By LILLIAN GLAROS
Courtesy of Strathmore/ Margo Schulman
Qi Yu grew up in Inner Mongolia in China, but her music is a mixture of her homeland and the beats and rhythms of her American home.
Yu, a resident of College Park’s Hollywood neighborhood, plays the guzheng, or Chinese zither, a wooden instrument that rests on a flat surface and usually has 21 strings.
The instrument uses the pentatonic scale, which means it has five notes, Yu said, and she usually plays it using eight picks, four on each hand.
Yu is one of six members of the Strathmore Institute for Artistic Development’s Artist in Residence program in North Bethesda.
“She just brought so much to her audition,” Betty Scott, the program’s director, said. “She’s very, very engaging as a performer.”
Yu’s musical journey started in China, with her father, who enrolled her in a music school. Western instruments, like the piano, proved to be too costly for the family, so Yu looked to more traditional Chinese instruments.
“I looked at a bunch of other instruments, and some of them just put me to sleep,” Yu said. “I was 6 years old, and … nothing was actually catching my interest.”

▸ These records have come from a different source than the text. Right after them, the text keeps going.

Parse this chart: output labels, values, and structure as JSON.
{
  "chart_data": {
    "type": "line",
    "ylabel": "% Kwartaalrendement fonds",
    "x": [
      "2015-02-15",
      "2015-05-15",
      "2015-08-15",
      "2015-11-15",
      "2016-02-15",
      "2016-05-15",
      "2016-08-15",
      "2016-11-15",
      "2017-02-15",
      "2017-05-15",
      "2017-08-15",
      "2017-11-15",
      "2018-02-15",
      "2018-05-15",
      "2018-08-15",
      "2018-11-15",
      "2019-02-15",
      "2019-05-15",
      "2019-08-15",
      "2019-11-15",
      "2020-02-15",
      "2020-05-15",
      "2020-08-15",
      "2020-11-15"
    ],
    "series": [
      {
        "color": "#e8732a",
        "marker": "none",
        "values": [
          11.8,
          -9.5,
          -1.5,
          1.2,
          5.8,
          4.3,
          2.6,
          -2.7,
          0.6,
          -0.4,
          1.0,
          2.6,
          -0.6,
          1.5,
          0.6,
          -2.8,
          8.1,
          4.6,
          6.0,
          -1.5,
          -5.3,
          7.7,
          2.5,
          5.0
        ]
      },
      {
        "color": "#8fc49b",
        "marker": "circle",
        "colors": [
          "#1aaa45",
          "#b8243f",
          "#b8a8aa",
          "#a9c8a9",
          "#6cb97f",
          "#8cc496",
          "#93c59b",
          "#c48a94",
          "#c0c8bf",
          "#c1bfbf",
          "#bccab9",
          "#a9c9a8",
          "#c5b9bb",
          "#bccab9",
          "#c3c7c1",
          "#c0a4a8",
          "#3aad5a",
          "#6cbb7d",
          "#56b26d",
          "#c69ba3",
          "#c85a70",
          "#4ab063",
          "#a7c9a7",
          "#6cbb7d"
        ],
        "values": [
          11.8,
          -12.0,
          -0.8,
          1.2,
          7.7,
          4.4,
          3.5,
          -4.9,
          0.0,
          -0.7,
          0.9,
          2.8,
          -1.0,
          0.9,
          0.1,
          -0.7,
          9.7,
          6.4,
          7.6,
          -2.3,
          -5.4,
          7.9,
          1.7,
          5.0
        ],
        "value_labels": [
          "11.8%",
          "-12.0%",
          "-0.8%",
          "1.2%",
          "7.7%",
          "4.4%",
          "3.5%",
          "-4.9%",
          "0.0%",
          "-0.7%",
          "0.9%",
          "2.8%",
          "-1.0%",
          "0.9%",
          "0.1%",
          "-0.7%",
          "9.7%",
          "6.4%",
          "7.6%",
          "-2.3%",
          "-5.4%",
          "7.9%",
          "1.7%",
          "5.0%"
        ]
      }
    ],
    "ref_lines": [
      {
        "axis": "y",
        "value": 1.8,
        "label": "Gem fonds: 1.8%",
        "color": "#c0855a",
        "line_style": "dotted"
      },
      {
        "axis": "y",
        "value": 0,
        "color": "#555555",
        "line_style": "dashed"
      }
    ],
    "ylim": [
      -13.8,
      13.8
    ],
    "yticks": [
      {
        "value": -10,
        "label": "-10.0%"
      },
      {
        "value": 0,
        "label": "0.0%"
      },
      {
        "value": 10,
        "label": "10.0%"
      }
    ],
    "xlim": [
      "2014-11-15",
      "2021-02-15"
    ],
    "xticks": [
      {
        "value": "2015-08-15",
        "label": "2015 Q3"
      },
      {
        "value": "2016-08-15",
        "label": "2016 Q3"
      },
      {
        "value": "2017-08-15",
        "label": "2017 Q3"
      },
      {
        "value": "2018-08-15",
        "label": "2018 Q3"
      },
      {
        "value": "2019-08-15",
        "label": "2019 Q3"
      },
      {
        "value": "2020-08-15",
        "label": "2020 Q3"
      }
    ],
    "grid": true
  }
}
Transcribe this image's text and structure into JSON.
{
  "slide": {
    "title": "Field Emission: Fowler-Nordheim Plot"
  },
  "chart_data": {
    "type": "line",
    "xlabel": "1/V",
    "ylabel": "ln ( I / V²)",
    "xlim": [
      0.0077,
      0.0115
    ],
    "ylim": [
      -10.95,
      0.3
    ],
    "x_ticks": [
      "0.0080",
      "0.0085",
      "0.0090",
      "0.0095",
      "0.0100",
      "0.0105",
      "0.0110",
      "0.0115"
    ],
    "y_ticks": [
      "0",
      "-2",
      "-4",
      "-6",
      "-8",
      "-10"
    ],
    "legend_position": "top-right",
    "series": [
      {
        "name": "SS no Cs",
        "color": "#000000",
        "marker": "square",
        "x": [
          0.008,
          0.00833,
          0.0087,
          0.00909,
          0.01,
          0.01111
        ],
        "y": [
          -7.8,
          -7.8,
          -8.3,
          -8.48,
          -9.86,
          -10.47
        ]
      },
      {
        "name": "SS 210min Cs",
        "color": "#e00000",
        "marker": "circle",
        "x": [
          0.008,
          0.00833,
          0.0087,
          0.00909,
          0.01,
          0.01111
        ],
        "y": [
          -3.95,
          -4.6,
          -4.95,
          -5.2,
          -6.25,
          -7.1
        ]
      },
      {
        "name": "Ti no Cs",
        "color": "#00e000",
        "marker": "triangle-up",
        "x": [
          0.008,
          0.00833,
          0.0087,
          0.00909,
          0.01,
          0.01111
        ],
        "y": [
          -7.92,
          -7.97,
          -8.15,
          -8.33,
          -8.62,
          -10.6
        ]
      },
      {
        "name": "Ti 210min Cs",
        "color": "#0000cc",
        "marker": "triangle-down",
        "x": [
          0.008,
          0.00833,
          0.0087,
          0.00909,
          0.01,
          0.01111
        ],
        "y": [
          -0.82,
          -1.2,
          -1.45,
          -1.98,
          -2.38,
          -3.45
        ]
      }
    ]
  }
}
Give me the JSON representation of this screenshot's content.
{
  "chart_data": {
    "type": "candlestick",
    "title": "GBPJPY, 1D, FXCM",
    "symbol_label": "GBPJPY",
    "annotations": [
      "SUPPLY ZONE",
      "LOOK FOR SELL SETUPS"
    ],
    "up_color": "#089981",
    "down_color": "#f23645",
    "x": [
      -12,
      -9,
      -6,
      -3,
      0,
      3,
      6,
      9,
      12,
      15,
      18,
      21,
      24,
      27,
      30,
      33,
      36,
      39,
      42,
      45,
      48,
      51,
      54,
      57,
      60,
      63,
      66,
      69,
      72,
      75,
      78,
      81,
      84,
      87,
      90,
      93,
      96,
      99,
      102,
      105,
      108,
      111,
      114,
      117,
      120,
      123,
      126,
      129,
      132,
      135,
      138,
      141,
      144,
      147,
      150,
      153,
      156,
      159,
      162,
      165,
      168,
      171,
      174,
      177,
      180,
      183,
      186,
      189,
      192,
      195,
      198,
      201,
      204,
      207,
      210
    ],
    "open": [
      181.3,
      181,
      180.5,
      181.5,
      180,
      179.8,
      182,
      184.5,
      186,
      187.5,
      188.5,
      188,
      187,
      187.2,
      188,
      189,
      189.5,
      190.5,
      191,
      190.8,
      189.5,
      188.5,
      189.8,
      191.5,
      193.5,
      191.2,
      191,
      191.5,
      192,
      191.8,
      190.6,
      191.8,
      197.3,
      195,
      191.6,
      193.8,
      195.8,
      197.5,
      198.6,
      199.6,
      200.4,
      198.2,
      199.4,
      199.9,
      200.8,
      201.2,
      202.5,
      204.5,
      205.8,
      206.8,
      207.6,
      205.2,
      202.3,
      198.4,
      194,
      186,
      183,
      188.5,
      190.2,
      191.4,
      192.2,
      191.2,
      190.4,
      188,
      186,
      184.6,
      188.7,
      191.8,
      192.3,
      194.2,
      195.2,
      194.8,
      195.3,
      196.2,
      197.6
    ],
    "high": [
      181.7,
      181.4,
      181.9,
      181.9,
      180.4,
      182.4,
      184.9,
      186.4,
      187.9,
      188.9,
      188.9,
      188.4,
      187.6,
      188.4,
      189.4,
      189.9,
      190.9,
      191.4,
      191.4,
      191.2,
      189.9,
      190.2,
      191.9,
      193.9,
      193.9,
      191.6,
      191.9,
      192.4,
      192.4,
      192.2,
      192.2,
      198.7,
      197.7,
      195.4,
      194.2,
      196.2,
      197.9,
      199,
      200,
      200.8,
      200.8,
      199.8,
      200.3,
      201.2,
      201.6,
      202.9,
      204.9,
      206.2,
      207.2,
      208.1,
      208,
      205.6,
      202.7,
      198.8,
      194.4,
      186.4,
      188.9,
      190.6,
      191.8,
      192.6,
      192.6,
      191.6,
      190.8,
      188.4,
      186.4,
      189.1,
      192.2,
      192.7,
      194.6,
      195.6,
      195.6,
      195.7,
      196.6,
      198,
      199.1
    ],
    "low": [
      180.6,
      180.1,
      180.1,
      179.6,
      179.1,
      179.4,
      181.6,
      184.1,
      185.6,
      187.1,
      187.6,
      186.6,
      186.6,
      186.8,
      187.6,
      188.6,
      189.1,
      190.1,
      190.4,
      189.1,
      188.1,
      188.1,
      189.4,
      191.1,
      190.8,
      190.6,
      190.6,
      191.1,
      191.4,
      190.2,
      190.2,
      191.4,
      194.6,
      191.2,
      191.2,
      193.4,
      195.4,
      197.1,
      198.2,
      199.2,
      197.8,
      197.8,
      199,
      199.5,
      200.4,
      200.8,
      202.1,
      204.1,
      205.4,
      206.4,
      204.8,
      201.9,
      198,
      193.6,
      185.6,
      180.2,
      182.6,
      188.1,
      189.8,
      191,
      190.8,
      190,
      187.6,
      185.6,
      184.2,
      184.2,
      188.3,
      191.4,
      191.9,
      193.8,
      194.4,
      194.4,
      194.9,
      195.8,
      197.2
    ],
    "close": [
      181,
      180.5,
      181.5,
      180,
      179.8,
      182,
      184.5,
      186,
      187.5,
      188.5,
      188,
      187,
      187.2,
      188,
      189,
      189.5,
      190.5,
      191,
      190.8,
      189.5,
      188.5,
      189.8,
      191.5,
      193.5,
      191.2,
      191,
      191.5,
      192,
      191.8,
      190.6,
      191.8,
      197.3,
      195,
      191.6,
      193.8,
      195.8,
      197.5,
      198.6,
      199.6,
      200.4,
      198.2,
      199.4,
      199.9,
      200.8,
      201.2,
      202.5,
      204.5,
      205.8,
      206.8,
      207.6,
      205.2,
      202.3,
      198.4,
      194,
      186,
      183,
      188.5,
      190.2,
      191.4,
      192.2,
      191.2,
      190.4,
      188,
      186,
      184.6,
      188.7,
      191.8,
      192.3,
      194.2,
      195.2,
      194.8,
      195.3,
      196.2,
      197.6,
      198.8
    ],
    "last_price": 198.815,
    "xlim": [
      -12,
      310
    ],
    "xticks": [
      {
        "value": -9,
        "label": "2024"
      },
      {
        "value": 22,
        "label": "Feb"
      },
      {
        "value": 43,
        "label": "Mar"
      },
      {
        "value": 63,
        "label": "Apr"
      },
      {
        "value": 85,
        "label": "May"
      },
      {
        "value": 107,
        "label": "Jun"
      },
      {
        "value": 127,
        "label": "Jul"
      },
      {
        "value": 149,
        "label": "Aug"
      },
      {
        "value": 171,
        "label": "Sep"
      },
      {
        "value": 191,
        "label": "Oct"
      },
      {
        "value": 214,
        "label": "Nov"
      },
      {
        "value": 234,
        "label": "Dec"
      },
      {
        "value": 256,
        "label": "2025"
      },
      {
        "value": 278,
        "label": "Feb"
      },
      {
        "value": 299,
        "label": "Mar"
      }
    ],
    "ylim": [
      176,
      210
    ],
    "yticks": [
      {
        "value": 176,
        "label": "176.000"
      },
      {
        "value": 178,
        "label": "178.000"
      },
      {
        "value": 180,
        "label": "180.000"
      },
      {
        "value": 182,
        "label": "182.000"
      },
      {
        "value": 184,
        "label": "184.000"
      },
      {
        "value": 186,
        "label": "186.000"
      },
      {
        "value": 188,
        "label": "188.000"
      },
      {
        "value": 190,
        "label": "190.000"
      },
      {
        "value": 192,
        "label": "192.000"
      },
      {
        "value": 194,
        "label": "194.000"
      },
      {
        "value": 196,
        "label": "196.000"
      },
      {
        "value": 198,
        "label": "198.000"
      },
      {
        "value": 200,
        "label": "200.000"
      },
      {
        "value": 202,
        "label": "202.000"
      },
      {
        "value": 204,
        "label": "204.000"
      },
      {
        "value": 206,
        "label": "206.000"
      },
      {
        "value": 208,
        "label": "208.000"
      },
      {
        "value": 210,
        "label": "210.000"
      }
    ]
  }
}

Then, Yu said, she saw her future teacher playing the zither. Yu said she was “making magic happen” with the instrument.
That moment began a decades-long devotion for the 31-year-old.
To hear Yu tell it, music is a friend, a habit and a part of her.
“It’s just my way of saying my story and sharing my story with everyone,” Yu said.
Introduced to contemporary and Western music while in middle school, Yu encountered other styles like bluegrass and jazz when she moved to the United States around 10 years ago.
Today Western music influences her music style, which is evident in a song she composed for her March 26 concert that she said puts a funk spin on Chinese music.
She graduated with master’s degrees in world music and recording arts from Northern Illinois University in 2020, and then became a live-streaming producer for the Baltimore Symphony Orchestra.
After a season of working in Baltimore, she moved to College Park when she got a job with the Center for Strategic and International Studies in Washington, D.C., as a coordinating producer for streaming and broadcasting.
However, Yu said she found herself wanting to play music, so she applied to Strathmore’s 10-month program, which pays her $6,000 and offers professional photography and videography sessions and opportunities to perform before live audiences.
“I was just so excited to be able to play with people,” Yu said. “That’s all. … I just wanted to play.”
According to Scott, the participants get mentors and attend 30 hours of professional development seminars on topics such as how to budget time and money.
Scott said the goal of the program is to help professional music artists transition from gig work to a career in music.
After the seminars, each artist gets a month to put on concerts and workshops, Yu said. Her month was March.
At her first performance, “From Ancient to Contemporary: The Guzheng’s Development Over Time,” on March 12, the pieces focused on how the Chinese zither’s music has evolved over time.
During the performance, her songs rose and fell in intensity, at times trilling up and down, or with more separate staccato-like sounds, or notes softly plucked. She moved her upper body as she played, her eyes closed in concentration as her zither lay horizontally.
She was accompanied at times by her husband, Michael McSweeney, on the drums, and fellow artist-in-residence Jack Gruber on the piano.
Tariq Mansour, who attended the concert, said he enjoyed Yu’s music, especially the pieces from Western China, which he compared to Middle Eastern music.
The Columbia resident said he also plays the guzheng, and enjoyed the progression of Yu’s music from high to low notes.